Unfortunately, I only worked there just for two days and my husband called that I should start preparing to come over abroad. I was sad and worried at the short time notice and preparations. A lot of the documentations especially medicals has to be done in Abuja. I couldn’t just help the thoughts of making up excuses for a job that I just resumed. You know what? I simply quit! At least the Principal would be glad that I wouldn’t be there any longer to take over his position LOL!
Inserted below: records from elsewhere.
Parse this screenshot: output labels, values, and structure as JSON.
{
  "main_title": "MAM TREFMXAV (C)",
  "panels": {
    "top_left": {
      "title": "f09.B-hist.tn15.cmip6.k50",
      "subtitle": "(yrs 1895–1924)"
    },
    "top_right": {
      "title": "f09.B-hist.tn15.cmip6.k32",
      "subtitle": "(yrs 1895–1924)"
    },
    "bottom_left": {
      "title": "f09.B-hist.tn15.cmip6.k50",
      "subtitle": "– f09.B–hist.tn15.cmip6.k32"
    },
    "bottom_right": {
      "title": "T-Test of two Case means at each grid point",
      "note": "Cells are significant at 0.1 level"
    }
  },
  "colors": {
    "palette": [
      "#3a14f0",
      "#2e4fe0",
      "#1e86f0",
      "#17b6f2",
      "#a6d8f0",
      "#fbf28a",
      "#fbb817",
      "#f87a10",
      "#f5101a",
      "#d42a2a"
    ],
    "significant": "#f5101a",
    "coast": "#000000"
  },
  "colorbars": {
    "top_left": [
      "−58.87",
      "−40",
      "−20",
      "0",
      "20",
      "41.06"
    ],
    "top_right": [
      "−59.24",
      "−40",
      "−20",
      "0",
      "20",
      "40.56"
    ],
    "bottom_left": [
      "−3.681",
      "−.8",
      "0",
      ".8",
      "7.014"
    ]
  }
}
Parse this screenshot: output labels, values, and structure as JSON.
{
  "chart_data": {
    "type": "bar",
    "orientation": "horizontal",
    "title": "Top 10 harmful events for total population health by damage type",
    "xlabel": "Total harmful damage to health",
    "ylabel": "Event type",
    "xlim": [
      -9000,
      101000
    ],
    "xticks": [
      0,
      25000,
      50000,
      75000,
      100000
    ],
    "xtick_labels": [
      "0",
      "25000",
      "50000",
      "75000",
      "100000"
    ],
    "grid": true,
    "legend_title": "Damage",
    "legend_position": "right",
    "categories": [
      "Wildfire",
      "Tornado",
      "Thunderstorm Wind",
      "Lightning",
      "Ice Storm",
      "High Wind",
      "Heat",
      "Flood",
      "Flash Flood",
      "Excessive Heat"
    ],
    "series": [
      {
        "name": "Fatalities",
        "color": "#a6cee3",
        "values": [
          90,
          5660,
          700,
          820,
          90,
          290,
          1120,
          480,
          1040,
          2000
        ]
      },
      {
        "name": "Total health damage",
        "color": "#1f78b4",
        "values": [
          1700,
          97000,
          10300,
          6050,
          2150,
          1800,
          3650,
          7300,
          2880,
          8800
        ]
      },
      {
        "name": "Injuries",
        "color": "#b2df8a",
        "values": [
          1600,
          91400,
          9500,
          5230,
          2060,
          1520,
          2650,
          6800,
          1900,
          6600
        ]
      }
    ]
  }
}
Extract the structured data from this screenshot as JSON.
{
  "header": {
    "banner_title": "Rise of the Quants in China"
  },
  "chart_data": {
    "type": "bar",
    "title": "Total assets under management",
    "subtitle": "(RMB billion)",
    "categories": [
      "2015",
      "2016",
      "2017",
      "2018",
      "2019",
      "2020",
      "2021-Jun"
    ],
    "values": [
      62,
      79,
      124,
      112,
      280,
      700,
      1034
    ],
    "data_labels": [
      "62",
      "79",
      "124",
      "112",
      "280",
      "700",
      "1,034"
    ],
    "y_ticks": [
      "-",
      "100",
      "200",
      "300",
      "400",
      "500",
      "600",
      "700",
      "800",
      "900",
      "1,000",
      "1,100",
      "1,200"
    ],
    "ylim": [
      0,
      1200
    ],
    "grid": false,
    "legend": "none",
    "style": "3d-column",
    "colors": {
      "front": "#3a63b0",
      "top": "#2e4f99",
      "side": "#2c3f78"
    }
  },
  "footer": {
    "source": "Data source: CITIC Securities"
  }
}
Foreign-trained graduates can easily find jobs in Nigeria

Now, here is the message I’m trying to pass across sharing my daunting job hunting experiences in Nigeria with you as a foreign-trained graduate. Sometimes the inability to find the right job suitable for one’s qualifications has led so many young people and graduates regret going to university. You can read more in this article- why people regret going to university and how to avoid this regret Before you consider coming to Nigeria to find a job, ensure you have taken these factors into consideration.

Social Connection

If you are a foreign-trained graduate or you are currently training abroad and you have the intention of coming back to Nigeria to find a job, ensure you have a social network of professional connections. This would help you a lot. Have some connections who can put you through, who can refer you for employment. Establish a good relationship with your old friends who are already working in Nigeria.

Salary Offer

Surely, employers must shock you with the contents of their pay offers. Firstly study the company and know their possible start-up salary rates for their new intakes. Simply come down to the level of what is obtainable within our country in terms of paychecks because if you continue converting whatever they promise to pay you or whatever began they put before you as salary to foreign currencies honestly, you won’t be able to work in our country because as you are living or saying no to the salary offer, another person is taking up that job with happiness especially those who studied at home. So please, consider all these first before coming home. Here is a video on my personal experiences about job hunting in Nigeria as a foreign-trained graduate. My application was trashed because I studied in the UK

These days people who studied in the UK are mostly our politicians’ children. They know they already have ”Abrahams as fathers” back home. Once they come home the jobs are already there waiting for them. Their parents have already prepared places for them but if you are like me, you don’t have any professional connections, you can’t bribe your way through or that you can’t even lie low as to offer your body in an exchange for a job position because I encountered that twice too. Ensure you learn to blend, adapt and accept what is on the ground in terms of salary. You can build your experience from one job to the other, you might get something better or you can build on your skills and establish something on your own.


Igho Ekiugbo · October 6, 2019 at 2:24 pm

Chinyere, great work. I’m super impress.

    chifrane · October 7, 2019 at 3:51 pm

    Thanks so much, Ekiugbo. Experience teaches one better. Who hasn’t been home for a job hunt wouldn’t understand all that it takes.
    I sincerely appreciate your comment.